LIT 2001: Final Exam

The final exam will consist of ONE ESSAY QUESTION to be chosen from the following list. Begin your answer with a general statement that answers the question presented (this is your claim/thesis). Support this statement with examples from the text(s) under discussion and analysis of each example (Support your assertions with evidence from each text and explain each example’s relevance to your claim/thesis). Be sure to cite quoted lines and complete a works cited page. Write in complete sentences shaping your response in essay form. Please give your essay a title. All answers should be typed and double-spaced, a min. of 4 FULL pages up to 6 pages, likely you will want to be closer to 5). Your answers should be presented in formal essay form with an introduction, body, and conclusion. What you are presenting is formal literary criticism, so all the rules that typical apply to that type of writing apply here as well (no first person, no contraction, no personal pronouns, no plot summary, etc.). Essentially, this essay is the same type of critical analysis essay that you have written all term, and the same rules apply.  



CHOOSE ONE:


1. Using FOUR representative texts that we have examined as a class this term, explore the relationship between the ideas of embodiment/disembodiment within each text. What is the central point about the body and its relationship to power and desire that each of these texts communicate?  One of the texts that you use MUST be Neil LaBute's Fat Pig, one must be a short story, one must be a poem, and the fourth must be either Saga or an e-lit text (your choice).  

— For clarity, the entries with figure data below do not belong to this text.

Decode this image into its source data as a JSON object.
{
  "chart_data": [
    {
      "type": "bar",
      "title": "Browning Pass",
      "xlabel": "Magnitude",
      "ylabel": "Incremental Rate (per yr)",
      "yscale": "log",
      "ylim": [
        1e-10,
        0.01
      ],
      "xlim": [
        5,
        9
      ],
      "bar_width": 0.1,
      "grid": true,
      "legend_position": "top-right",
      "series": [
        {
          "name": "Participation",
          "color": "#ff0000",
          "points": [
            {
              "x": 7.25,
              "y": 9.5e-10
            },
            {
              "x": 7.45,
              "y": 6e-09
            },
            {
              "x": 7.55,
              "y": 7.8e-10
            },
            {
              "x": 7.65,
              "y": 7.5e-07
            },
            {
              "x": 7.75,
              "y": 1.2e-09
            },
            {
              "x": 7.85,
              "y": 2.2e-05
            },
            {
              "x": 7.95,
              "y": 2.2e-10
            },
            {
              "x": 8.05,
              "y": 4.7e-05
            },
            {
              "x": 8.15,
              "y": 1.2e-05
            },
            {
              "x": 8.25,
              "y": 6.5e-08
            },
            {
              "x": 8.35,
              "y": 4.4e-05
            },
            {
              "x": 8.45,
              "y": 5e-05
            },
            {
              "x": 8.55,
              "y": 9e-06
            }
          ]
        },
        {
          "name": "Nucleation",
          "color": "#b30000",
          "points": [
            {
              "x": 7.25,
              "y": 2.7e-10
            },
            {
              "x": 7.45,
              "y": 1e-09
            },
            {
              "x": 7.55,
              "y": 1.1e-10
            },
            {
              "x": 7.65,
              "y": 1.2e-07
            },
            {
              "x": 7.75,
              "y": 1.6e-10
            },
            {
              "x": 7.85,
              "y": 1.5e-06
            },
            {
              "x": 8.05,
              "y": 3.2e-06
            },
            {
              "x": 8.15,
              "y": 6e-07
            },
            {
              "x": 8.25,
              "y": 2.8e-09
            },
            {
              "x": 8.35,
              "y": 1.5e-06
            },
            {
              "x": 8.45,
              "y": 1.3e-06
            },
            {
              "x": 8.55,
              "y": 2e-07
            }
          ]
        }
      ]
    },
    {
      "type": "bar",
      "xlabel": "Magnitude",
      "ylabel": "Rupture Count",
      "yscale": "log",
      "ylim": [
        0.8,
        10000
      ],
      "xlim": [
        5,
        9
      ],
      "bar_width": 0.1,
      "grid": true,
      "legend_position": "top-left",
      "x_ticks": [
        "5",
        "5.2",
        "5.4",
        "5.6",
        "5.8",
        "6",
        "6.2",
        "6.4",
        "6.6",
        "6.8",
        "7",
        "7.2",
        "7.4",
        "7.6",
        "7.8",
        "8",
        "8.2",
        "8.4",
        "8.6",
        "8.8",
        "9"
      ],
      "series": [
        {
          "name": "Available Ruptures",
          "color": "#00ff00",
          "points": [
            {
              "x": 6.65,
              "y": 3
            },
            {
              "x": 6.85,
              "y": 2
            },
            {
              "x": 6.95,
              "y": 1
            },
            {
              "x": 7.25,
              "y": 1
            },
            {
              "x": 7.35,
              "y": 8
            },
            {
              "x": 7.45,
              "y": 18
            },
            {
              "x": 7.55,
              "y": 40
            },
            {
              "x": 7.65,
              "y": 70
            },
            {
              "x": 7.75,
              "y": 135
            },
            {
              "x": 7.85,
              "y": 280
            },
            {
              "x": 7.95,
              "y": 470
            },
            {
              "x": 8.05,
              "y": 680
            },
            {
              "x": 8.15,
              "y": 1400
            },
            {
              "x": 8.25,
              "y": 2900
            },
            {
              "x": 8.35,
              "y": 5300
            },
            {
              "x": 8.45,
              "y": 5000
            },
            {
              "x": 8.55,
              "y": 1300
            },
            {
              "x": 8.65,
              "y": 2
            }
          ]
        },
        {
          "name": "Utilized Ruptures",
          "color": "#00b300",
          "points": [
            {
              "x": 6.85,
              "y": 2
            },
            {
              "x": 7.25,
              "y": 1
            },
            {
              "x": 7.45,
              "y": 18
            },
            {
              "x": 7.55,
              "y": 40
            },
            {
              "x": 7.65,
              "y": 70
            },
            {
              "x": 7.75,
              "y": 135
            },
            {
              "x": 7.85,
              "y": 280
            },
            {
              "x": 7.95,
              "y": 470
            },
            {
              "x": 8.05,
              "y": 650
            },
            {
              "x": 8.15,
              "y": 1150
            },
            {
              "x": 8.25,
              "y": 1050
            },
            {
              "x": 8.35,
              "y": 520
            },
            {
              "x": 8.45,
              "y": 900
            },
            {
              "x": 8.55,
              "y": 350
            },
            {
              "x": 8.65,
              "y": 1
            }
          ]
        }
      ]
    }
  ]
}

2. To be flawed is to be human, yet we often find ourselves struggling with the ideal of perfection. This conflict is examined in many of the texts that we have studied this term. Write a paper that explores the connection between our fundamentally flawed nature, our need for perfection, and the ideas of change, acceptance, and resistance. You must use FOUR texts that we have examined together this term in your response. One of the texts that you use MUST be Neil LaBute's Fat Pig, one must be a short story, one must be a poem, and the fourth must be either Saga or an e-lit text (your choice).  

3. Many of the texts that we have examined this term, explore the nature of the relationship between the ideas of attachment (not wanting to be separated from someone or something) and detachment (freeing oneself from such desires). Writer a paper that explores this relationship between attachment/detachment and its connection to the idea of suffering. You must use FOUR texts that we have examined together this term in your response. One of the texts that you use MUST be Neil LaBute's Fat Pig, one must be a short story, one must be a poem, and the fourth must be either Saga or an e-lit text (your choice).  




REMINDERS:

Be sure you have a clear claim that addresses the concerns of the prompt and that you state this claim in one clear, concise sentence.
Be sure that this claim is placed in your intro and that its restatement is placed in the conclusion.
Include quotes from the texts under discussion to support your argument. Introduce and provide context for these quotes and explain how they illustrate the point you are attempting to make.
Explain how each example is related to your claim.
Remember that you are writing for an academic, scholarly audience that has read and is familiar with the content of each text. Do not use first person, personal pronouns (you, we, us, me, my, mine, our, ours), or slang of any type.
Include a one page typed reflection with the final draft of your exam. Upload both to Ulearn as ONE Microsoft Word fiile.